We walk back to our picnic blanket, and the afternoon has shifted into early evening—golden light slanting through the trees, the air cooling just enough to be pleasant. Seamus packs up the basket while I shake out the blanket, and there's a domesticity to it that makes my chest ache. This is what it could be like, I think. If we could figure out how to be honest with each other. If he could trust me and I could trust him back.

"Thank you for today," I say as we walk toward the park exit. "I needed this. Getting out of the penthouse, just... being normal for a while."

"We can do it more often." He reaches for my hand, and I let him take it. "If you want."

"I'd like that."

We're almost to the street when he stops, turns to face me. There's something in his expression—vulnerable and hopeful and scared all at once. "Rosanna, I—"

He doesn't finish the sentence. Instead, he leans down and kisses me. It's soft, careful, nothing like the performative kisses we've shared for cameras. This is real—questioning and tentative and full of all the things neither of us knows how to say.

I kiss him back, and for a moment everything else falls away.
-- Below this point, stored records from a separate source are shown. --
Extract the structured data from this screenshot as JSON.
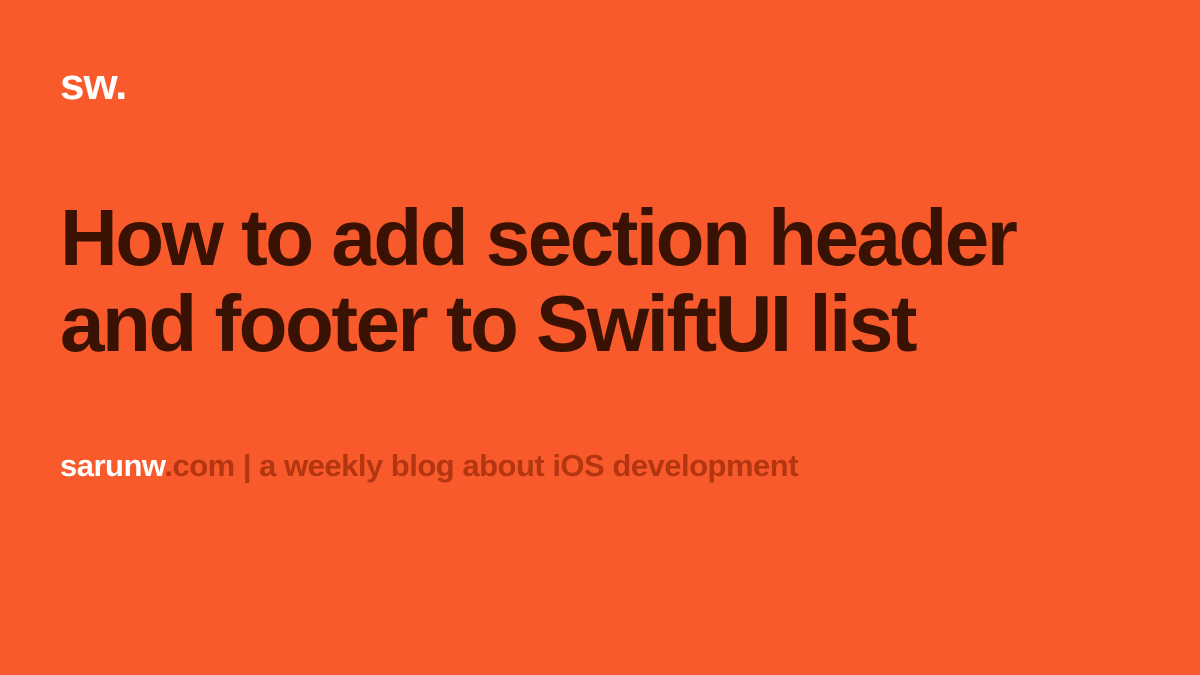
{
  "logo": "sw.",
  "title": "How to add section header and footer to SwiftUI list",
  "footer": {
    "brand": "sarunw",
    "rest": ".com | a weekly blog about iOS development"
  }
}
The argument yesterday, the unsigned paperwork, the advocacy group—none of it matters as much as this moment, this connection, this feeling that maybe we can still find our way to something real.
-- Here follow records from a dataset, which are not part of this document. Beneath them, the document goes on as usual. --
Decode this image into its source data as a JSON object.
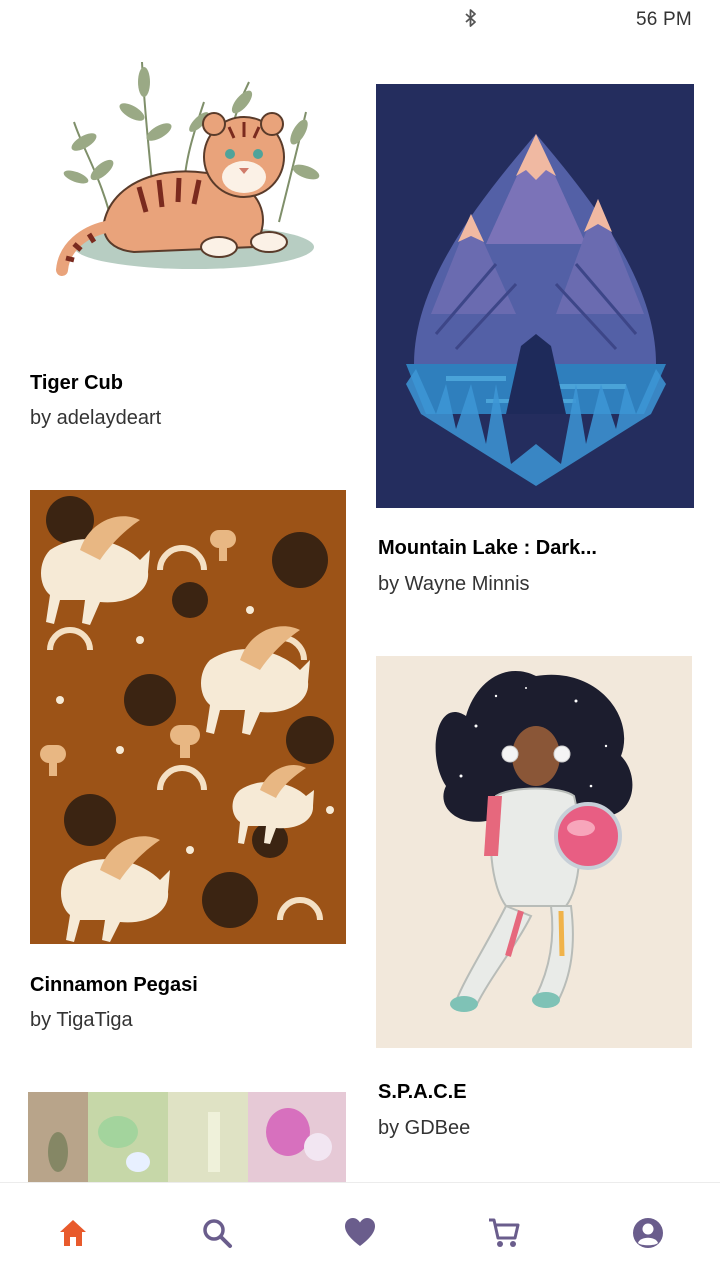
{
  "status_bar": {
    "time": "56 PM",
    "bluetooth_icon": "bluetooth-icon"
  },
  "artworks": [
    {
      "title": "Tiger Cub",
      "artist": "by adelaydeart",
      "image": "tiger-cub-illustration"
    },
    {
      "title": "Mountain Lake : Dark...",
      "artist": "by Wayne Minnis",
      "image": "mountain-lake-illustration"
    },
    {
      "title": "Cinnamon Pegasi",
      "artist": "by TigaTiga",
      "image": "pegasus-pattern-illustration"
    },
    {
      "title": "S.P.A.C.E",
      "artist": "by GDBee",
      "image": "astronaut-girl-illustration"
    },
    {
      "image": "abstract-floral-painting"
    }
  ],
  "bottom_nav": {
    "items": [
      {
        "icon": "home-icon",
        "active": true
      },
      {
        "icon": "search-icon",
        "active": false
      },
      {
        "icon": "heart-icon",
        "active": false
      },
      {
        "icon": "cart-icon",
        "active": false
      },
      {
        "icon": "profile-icon",
        "active": false
      }
    ],
    "active_color": "#e85a2c",
    "inactive_color": "#6a5d8c"
  }
}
When we pull apart, he rests his forehead against mine. "I'm trying," he says quietly. "I know I'm not good at this, but I'm trying."

"I know," I whisper back. And I do. I can feel him trying, can see the effort it takes for him to reach for me instead of retreating behind his walls.

We walk home hand in hand, and the evening feels full of possibility.

***

Later that night, I'm in my studio finishing some detail work on Mira's garden when my phone buzzes with a city alert. I almost ignore it—they're usually routine announcements about street closures or utility work—but something makes me check.

O'MalleyMart Inc. has put in a new bid for the storefront.

It's three times their original bidding price.

I read it multiple times, and each time the words rearrange themselves into something worse.

My hands are shaking as I click through to the city planning portal. The documents are dense with legal language and architectural renderings, but the essential facts are clear:

O'MalleyMart upped their bid for the property. They've filed for expedited approval. Demolition to follow.

The beautiful afternoon evaporates.

The memory of the kiss shifts, no longer uncomplicated, now sitting uneasily beside this filing notice.

I pull up my texts and find Tessa's number. My fingers feel clumsy as I type:

Did ERS know O'MalleyMart was going to do this?